The plot of Goldfinger, the novel, is very similar to the plot of Goldfinger, the movie. At the very end of the book, Pussy Galore and Bond make a crash landing in Newfoundland, where they cavort beneath their parachutes. In the movie, Bond and Galore land in a sunnier Caribbean locale.

Tomorrow Never Dies (film, 1997)

The closing credit song, Surrender, performed by Canadian k.d. lang, was supposed to be the theme song. While it was considered by critics to be the superior song, producers chose a version by Sheryl Crow, allegedly based on her higher sex appeal.

For Your Eyes Only (short story, 1960)

The RCMP are of singular service to Bond when he undertakes an extremely private act of justice—vengeance, actually—in northern Vermont. As Fidel Castro’s Cuban revolution gathers steam in 1959, the rats of dictator Fulgencio Batista’s regime start to flee. Three Cubans working for a former Gestapo officer, who is now Batista’s counter-intelligence chief, murder a Jamaican couple who refuse to sell their estate. Bad move on the killers’ part: M had been best man at the victims’ wedding 25 years before.
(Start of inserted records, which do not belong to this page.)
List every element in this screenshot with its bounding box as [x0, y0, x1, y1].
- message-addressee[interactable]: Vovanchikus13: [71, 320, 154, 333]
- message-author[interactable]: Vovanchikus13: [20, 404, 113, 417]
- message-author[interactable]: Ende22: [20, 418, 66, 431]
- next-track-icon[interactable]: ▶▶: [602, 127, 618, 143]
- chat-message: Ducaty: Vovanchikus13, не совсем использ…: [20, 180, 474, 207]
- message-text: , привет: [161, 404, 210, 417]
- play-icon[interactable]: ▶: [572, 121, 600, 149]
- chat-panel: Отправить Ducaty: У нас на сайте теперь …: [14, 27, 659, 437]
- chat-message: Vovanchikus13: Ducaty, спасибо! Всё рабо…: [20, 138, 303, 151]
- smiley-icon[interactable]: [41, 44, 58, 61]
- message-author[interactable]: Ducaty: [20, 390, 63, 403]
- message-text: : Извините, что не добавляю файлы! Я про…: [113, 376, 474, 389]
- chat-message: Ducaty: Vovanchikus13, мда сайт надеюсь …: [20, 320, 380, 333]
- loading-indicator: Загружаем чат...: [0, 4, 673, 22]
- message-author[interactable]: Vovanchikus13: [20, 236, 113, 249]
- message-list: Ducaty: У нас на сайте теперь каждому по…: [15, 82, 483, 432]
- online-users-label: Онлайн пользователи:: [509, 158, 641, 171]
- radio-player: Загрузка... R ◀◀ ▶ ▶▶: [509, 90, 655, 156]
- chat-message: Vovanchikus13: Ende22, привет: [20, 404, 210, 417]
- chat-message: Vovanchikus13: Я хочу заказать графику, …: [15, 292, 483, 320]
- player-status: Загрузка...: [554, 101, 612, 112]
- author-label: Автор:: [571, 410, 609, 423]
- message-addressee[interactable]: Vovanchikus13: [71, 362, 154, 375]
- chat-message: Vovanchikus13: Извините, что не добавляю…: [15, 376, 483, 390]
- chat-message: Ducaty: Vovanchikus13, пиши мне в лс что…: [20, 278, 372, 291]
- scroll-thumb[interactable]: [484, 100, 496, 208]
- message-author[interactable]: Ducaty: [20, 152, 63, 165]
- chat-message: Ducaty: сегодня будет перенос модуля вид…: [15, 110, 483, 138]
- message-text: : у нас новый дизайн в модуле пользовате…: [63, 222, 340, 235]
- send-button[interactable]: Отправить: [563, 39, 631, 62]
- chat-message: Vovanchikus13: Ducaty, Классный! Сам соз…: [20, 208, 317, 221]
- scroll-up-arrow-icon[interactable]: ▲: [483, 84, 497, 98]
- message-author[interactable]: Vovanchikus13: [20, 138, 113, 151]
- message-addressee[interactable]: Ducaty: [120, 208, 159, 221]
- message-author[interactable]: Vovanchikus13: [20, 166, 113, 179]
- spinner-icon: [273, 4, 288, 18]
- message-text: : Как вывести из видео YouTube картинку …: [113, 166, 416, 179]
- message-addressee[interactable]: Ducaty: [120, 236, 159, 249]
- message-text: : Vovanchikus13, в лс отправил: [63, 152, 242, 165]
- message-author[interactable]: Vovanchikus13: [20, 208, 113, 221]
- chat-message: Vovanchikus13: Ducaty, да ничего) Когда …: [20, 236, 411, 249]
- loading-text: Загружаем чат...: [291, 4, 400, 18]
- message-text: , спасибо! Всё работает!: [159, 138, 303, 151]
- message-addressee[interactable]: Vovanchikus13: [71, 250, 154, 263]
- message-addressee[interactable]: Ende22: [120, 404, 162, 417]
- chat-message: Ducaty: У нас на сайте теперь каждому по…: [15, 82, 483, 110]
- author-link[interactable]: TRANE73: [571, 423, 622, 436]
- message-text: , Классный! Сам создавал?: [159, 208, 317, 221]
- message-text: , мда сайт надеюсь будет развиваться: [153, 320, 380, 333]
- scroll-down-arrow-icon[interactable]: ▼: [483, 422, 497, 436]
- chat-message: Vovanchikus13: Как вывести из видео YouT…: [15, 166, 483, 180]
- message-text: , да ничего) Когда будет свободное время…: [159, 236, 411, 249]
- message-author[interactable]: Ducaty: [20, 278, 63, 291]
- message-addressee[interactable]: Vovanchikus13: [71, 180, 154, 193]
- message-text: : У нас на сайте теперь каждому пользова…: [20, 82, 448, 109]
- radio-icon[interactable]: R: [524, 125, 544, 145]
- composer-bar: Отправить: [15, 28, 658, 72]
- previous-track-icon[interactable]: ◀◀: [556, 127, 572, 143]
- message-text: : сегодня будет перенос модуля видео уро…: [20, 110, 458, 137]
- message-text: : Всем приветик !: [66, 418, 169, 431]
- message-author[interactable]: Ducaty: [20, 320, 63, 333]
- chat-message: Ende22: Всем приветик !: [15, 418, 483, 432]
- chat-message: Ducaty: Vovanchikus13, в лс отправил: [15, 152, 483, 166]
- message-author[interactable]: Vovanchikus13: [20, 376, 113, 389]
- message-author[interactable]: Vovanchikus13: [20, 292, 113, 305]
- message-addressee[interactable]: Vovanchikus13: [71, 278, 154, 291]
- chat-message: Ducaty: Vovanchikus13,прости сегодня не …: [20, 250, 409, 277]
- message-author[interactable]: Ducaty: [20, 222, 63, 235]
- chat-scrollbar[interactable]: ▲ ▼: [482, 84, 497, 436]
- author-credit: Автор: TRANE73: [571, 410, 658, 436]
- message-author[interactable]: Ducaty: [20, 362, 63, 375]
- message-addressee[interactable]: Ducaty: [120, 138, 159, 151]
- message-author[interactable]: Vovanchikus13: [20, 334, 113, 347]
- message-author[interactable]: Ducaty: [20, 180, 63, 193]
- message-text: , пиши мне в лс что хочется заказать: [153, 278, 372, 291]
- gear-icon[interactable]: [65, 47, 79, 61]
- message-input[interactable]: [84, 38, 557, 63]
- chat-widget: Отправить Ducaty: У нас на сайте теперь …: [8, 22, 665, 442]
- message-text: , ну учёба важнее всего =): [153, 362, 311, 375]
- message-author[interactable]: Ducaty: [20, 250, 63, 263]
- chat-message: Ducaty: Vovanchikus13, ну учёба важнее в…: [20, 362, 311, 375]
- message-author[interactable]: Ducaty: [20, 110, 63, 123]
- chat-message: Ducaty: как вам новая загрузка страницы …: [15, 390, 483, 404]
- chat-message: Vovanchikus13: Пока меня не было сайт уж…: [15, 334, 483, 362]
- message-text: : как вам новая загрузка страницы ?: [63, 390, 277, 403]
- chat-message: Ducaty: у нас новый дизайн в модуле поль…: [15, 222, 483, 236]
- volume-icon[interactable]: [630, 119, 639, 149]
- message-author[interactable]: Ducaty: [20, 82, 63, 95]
When he learns the three murderers and their ex-Gestapo boss are hiding out in Vermont, M has a quiet word with some Canadians and dispatches Bond as his angel of revenge. After Bond arrives at RCMP headquarters in Ottawa, a high-ranking Mountie cheerfully provides him with false papers, a sniper rifle and the location of a Prohibition-era smugglers’ trail into Vermont from Quebec’s Eastern Townships. At that point, it’s all over bar the actual shooting.